Protecting Artificial Intelligence Inventions: The Conundrum of Software Being Patent Eligible Subject Matter


The artificial intelligence market is estimated to grow at a compound annual growth rate (CAGR) of 53.65% till 2020, with the healthcare sector being at the forefront of the disruption [1]. Organizations, big and small, are investing huge sums into machine learning and artificial intelligence research and development. But how do you protect what you innovate and make sure you recoup and make profits on the investments made? That’s where intellectual property, and especially patents, come into the play. Patents let inventors protect new technological products and processes.

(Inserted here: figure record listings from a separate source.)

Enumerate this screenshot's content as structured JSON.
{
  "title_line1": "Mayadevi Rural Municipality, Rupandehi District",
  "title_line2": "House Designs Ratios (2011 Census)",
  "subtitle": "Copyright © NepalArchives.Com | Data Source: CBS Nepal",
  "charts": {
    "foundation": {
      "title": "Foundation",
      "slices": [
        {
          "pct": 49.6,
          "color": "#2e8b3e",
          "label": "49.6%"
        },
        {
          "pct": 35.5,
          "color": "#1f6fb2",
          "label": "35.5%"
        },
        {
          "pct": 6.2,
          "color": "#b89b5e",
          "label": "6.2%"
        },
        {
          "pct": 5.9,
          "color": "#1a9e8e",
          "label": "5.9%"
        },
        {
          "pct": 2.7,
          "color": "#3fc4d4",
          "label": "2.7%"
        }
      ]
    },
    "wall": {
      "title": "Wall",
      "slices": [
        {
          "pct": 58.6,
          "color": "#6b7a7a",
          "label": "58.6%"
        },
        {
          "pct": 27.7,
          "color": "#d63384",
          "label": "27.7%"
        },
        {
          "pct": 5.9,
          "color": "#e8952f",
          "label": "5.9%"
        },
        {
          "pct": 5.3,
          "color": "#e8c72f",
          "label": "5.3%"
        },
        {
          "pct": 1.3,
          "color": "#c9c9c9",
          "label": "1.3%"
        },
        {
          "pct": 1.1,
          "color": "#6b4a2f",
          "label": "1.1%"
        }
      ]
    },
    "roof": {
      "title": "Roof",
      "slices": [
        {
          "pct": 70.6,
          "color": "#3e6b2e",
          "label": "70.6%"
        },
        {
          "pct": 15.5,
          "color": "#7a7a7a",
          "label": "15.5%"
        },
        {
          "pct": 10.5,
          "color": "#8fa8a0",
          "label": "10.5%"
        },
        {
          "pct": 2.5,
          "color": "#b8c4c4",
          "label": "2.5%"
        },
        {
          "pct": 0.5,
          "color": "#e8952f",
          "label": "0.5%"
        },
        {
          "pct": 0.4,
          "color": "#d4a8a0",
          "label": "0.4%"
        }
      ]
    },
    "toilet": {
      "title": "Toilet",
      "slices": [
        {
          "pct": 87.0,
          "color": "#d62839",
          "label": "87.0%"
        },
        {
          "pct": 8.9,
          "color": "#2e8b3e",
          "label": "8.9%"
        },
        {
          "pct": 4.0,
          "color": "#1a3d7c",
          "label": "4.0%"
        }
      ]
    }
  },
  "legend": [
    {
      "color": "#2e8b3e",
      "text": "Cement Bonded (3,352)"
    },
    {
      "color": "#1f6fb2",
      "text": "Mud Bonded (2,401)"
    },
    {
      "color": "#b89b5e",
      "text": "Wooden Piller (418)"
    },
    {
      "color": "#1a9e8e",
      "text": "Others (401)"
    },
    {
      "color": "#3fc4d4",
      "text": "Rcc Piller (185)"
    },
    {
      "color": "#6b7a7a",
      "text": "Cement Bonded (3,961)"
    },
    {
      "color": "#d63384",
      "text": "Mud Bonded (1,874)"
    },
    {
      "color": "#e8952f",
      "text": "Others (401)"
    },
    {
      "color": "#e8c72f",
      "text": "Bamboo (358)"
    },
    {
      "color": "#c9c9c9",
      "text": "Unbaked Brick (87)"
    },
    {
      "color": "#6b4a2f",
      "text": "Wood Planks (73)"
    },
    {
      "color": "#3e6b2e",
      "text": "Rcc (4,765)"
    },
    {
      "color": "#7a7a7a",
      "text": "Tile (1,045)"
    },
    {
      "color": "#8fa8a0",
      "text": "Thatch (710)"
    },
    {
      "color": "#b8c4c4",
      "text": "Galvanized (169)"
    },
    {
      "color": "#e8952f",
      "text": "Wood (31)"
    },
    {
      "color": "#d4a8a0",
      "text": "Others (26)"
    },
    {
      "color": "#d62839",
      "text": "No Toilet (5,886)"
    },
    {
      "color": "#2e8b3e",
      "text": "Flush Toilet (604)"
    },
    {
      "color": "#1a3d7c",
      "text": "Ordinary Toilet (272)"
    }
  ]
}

Patenting inventions in the field of machine learning and artificial intelligence brings us to the broader issue of software patents. Patenting software related inventions has been at the center of the patent-eligible subject matter debate for a long time now. While getting a grant of a software patent in India has always been a tricky affair, the United States, traditionally, has been a pro-software patent jurisdiction with the European Patent Office being somewhere in the middle of the two. But the equation changed to a large extent after the US Supreme Court’s decision in the case of Alice v. CLS Bank. The decision was construed as an anti-software patent one and a slew of existing software patents were being invalidated based on the decision. The question of patent-eligibility of software related inventions were being asked at each and every forum and the conclusion reached by many experts was that the decision was having an adverse effect in protecting inventions in the software sector, as the focus of innovation of innumerable organizations and researchers now lies in the fields of big data analytics, cloud computing services, machine learning, etc. and software art needs to be patent eligible subject matter. Recent decisions have clarified the stance on the issue in a significantly better way and cases like Enfish v. Microsoft and McRO v. Bandai Namco Games America have categorically stated that software claims are patent eligible subject matter.

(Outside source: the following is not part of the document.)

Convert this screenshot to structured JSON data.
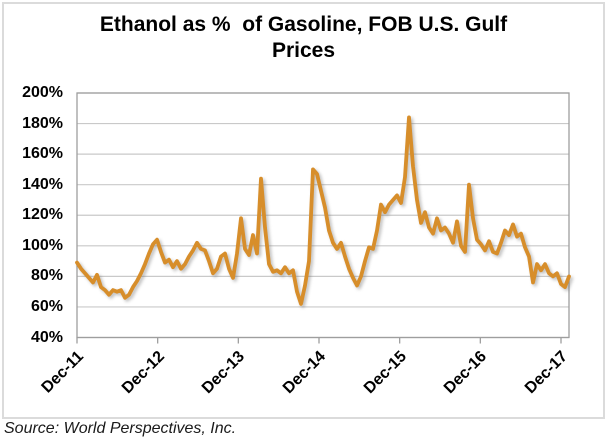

At SigTuple, while building cutting edge products at the forefront of software engineering involving image processing and artificial intelligence, we know how important it is to be able to protect our inventions and technological breakthroughs. Healthcare solutions based on artificial intelligence is becoming a fiercely competitive sector and the capability of protecting one’s own inventions through patents gives a competitive edge like no other. As the focus of innovation keeps turning more and more towards software solutions and as artificial intelligence based products become more prominent in our daily lives, the very basis of software patents cannot and should not be on a shaky ground anymore.

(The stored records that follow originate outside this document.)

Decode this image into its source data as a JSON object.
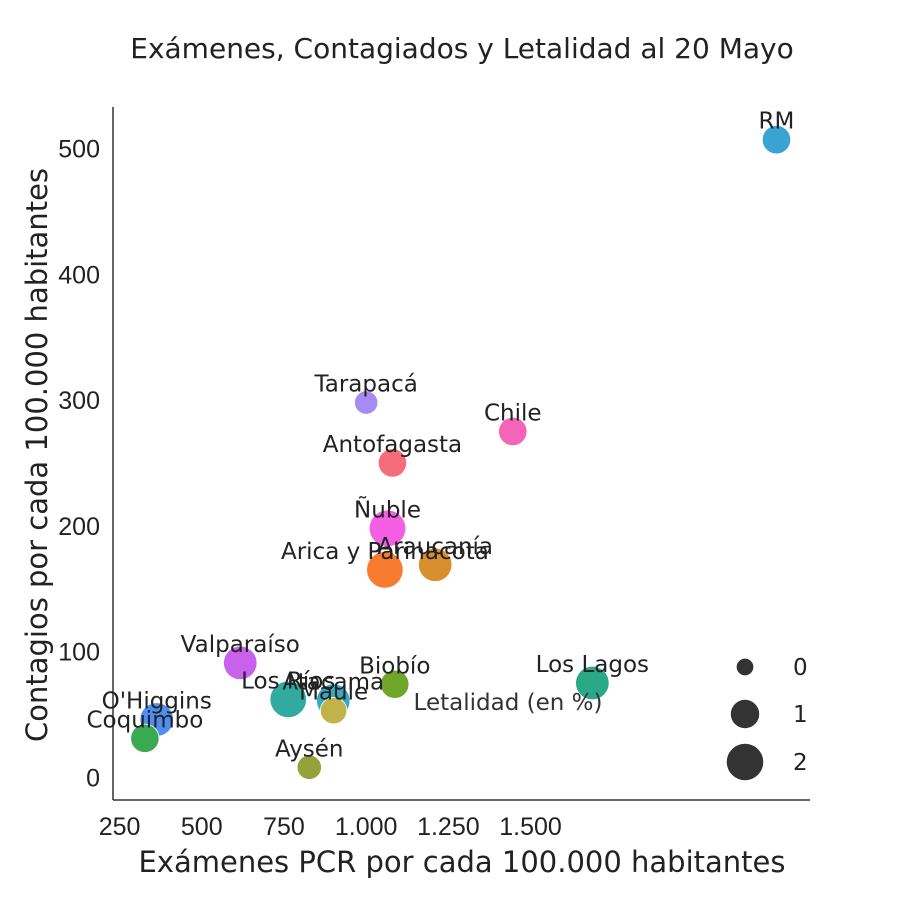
{
  "chart_data": {
    "type": "scatter",
    "title": "Exámenes, Contagiados y Letalidad al 20 Mayo",
    "xlabel": "Exámenes PCR por cada 100.000 habitantes",
    "ylabel": "Contagios por cada 100.000 habitantes",
    "xlim": [
      230,
      2350
    ],
    "ylim": [
      -18,
      533
    ],
    "x_ticks": [
      {
        "value": 250,
        "label": "250"
      },
      {
        "value": 500,
        "label": "500"
      },
      {
        "value": 750,
        "label": "750"
      },
      {
        "value": 1000,
        "label": "1.000"
      },
      {
        "value": 1250,
        "label": "1.250"
      },
      {
        "value": 1500,
        "label": "1.500"
      }
    ],
    "y_ticks": [
      {
        "value": 0,
        "label": "0"
      },
      {
        "value": 100,
        "label": "100"
      },
      {
        "value": 200,
        "label": "200"
      },
      {
        "value": 300,
        "label": "300"
      },
      {
        "value": 400,
        "label": "400"
      },
      {
        "value": 500,
        "label": "500"
      }
    ],
    "size_legend": {
      "title": "Letalidad (en %)",
      "position": "bottom-right",
      "entries": [
        {
          "value": 0,
          "label": "0"
        },
        {
          "value": 1,
          "label": "1"
        },
        {
          "value": 2,
          "label": "2"
        }
      ]
    },
    "grid": false,
    "points": [
      {
        "name": "RM",
        "x": 2248,
        "y": 507,
        "letalidad": 1.0,
        "color": "#3aa3d3"
      },
      {
        "name": "Tarapacá",
        "x": 1000,
        "y": 298,
        "letalidad": 0.5,
        "color": "#a58cf5"
      },
      {
        "name": "Chile",
        "x": 1446,
        "y": 275,
        "letalidad": 1.0,
        "color": "#f565b7"
      },
      {
        "name": "Antofagasta",
        "x": 1080,
        "y": 250,
        "letalidad": 1.0,
        "color": "#f56c7a"
      },
      {
        "name": "Ñuble",
        "x": 1065,
        "y": 198,
        "letalidad": 2.0,
        "color": "#f45ee2"
      },
      {
        "name": "Araucanía",
        "x": 1210,
        "y": 169,
        "letalidad": 1.6,
        "color": "#d98e2e"
      },
      {
        "name": "Arica y Parinacota",
        "x": 1057,
        "y": 165,
        "letalidad": 2.0,
        "color": "#f77c2f"
      },
      {
        "name": "Valparaíso",
        "x": 617,
        "y": 91,
        "letalidad": 1.6,
        "color": "#c861ec"
      },
      {
        "name": "Biobío",
        "x": 1087,
        "y": 74,
        "letalidad": 1.0,
        "color": "#6fa62a"
      },
      {
        "name": "Los Lagos",
        "x": 1688,
        "y": 75,
        "letalidad": 1.6,
        "color": "#2ba888"
      },
      {
        "name": "Los Ríos",
        "x": 763,
        "y": 62,
        "letalidad": 2.0,
        "color": "#31aba0"
      },
      {
        "name": "Atacama",
        "x": 900,
        "y": 61,
        "letalidad": 1.6,
        "color": "#38a9c0"
      },
      {
        "name": "Maule",
        "x": 901,
        "y": 53,
        "letalidad": 0.8,
        "color": "#c2b24a"
      },
      {
        "name": "O'Higgins",
        "x": 363,
        "y": 46,
        "letalidad": 1.6,
        "color": "#4f8ef0"
      },
      {
        "name": "Coquimbo",
        "x": 327,
        "y": 31,
        "letalidad": 1.0,
        "color": "#3aaa52"
      },
      {
        "name": "Aysén",
        "x": 827,
        "y": 8,
        "letalidad": 0.6,
        "color": "#93a23a"
      }
    ]
  }
}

While we are moving rapidly towards a future where artificial intelligence will play a hugely significant part, we need to ensure that innovations in the field are properly and adequately protected. Though it is true that granting frivolous patents empowers patent trolls and costs companies millions to fight lawsuits instituted by those trolls, at the same time, an anti-software patent approach is equally bad in terms of not being able to protect true technological breakthroughs and inventions in areas which are likely to shape the future of our species.